- Date: 17–22 June
- Edition: 10th
- Surface: Indoor hard / Clay (Main draw played entirely on indoor hard due to rain)
- Location: Blois, France

Champions

Singles
- Ričardas Berankis

Doubles
- Benjamin Lock / Courtney John Lock
- ← 2023 · Internationaux de Tennis de Blois · 2025 →

= 2024 Internationaux de Tennis de Blois =

The 2024 Internationaux de Tennis de Blois was a professional tennis tournament played on indoor hard courts, with some qualifying matches played on clay courts as per the original tournament schedule. It was the tenth edition of the tournament which was part of the 2024 ATP Challenger Tour. It took place in Blois, France between 17 and 22 June 2024.

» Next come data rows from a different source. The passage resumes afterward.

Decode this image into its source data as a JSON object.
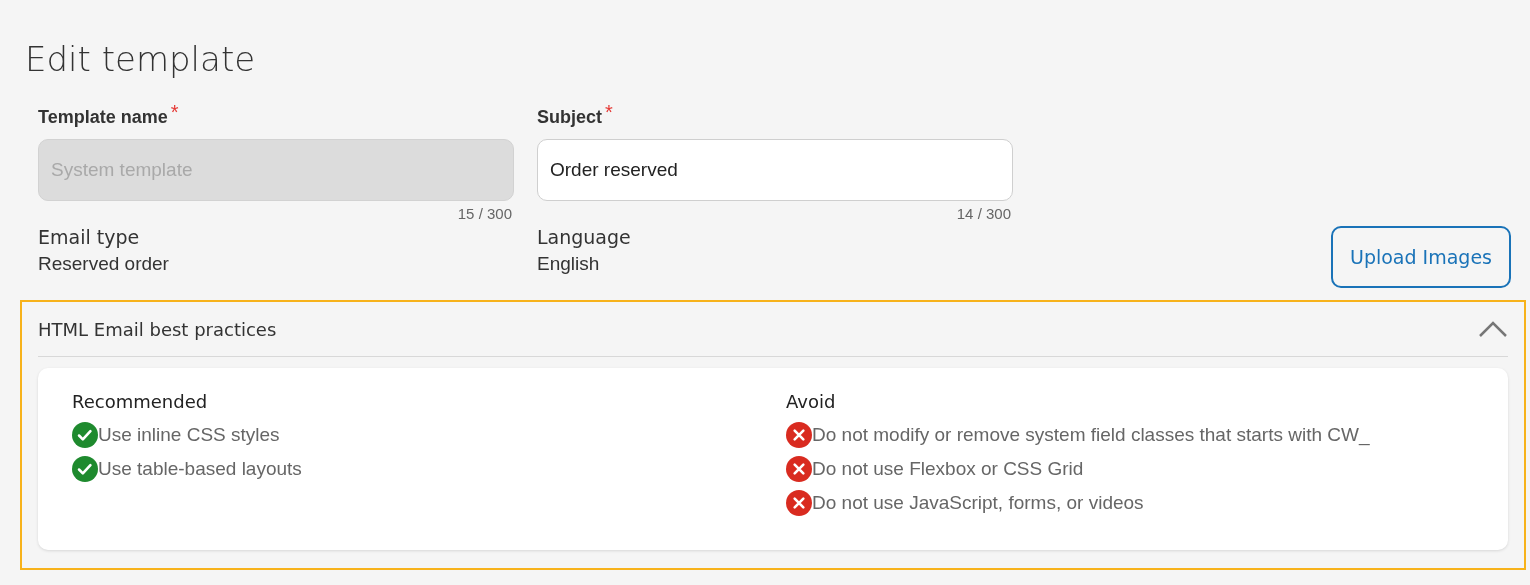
{
  "page_title": "Edit template",
  "fields": [
    {
      "label": "Template name",
      "required_mark": "*",
      "placeholder": "System template",
      "disabled": true,
      "counter": "15 / 300"
    },
    {
      "label": "Subject",
      "required_mark": "*",
      "value": "Order reserved",
      "disabled": false,
      "counter": "14 / 300"
    }
  ],
  "info": [
    {
      "label": "Email type",
      "value": "Reserved order"
    },
    {
      "label": "Language",
      "value": "English"
    }
  ],
  "upload_button": "Upload Images",
  "accordion": {
    "title": "HTML Email best practices",
    "expanded": true,
    "columns": [
      {
        "heading": "Recommended",
        "kind": "do",
        "items": [
          "Use inline CSS styles",
          "Use table-based layouts"
        ]
      },
      {
        "heading": "Avoid",
        "kind": "dont",
        "items": [
          "Do not modify or remove system field classes that starts with CW_",
          "Do not use Flexbox or CSS Grid",
          "Do not use JavaScript, forms, or videos"
        ]
      }
    ]
  }
}
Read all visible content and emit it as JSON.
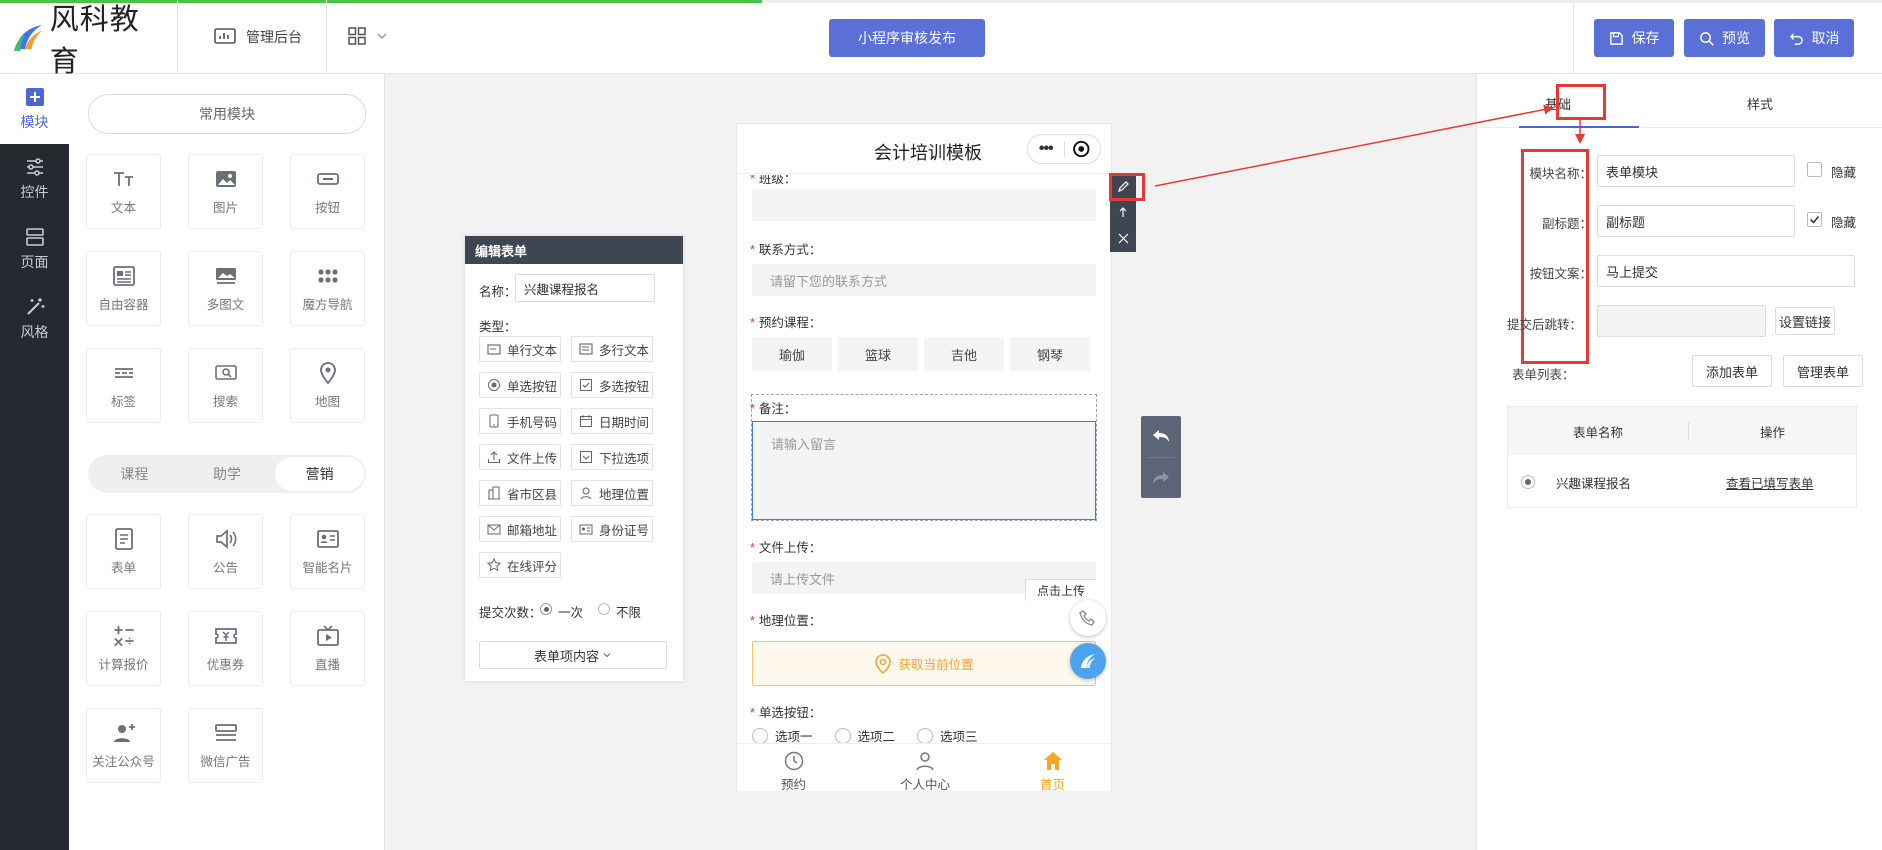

==Singles main-draw entrants==

===Seeds===

| Country | Player | Rank^{1} | Seed |
|---|---|---|---|
| FRA | Calvin Hemery | 213 | 1 |
| FRA | Clément Tabur | 236 | 2 |
| FRA | Jules Marie | 237 | 3 |
| TUR | Ergi Kırkın | 254 | 4 |
|  | Alibek Kachmazov | 268 | 5 |
| LTU | Vilius Gaubas | 276 | 6 |
| FRA | Tristan Lamasine | 279 | 7 |
| DEN | Elmer Møller | 282 | 8 |

- ^{1} Rankings are as of 10 June 2024.

===Other entrants===
The following players received wildcards into the singles main draw:
- FRA Thomas Faurel
- FRA Arthur Géa
- FRA Jules Marie

The following player received entry into the singles main draw using a protected ranking:
- ESP Nicolás Álvarez Varona

The following players received entry into the singles main draw as alternates:
- FRA Corentin Denolly
- CZE Martin Krumich

The following players received entry from the qualifying draw:
- FRA Florent Bax
- ITA Jacopo Berrettini
- FRA Lucas Bouquet
- LTU Edas Butvilas
- ITA Federico Iannaccone
- Evgeny Karlovskiy

==Champions==

===Singles===

- LTU Ričardas Berankis def. FRA Calvin Hemery 7–6^{(7–4)}, 7–5.

===Doubles===

- ZIM Benjamin Lock / ZIM Courtney John Lock def. FRA Corentin Denolly / FRA Arthur Géa 1–6, 6–3, [10–4].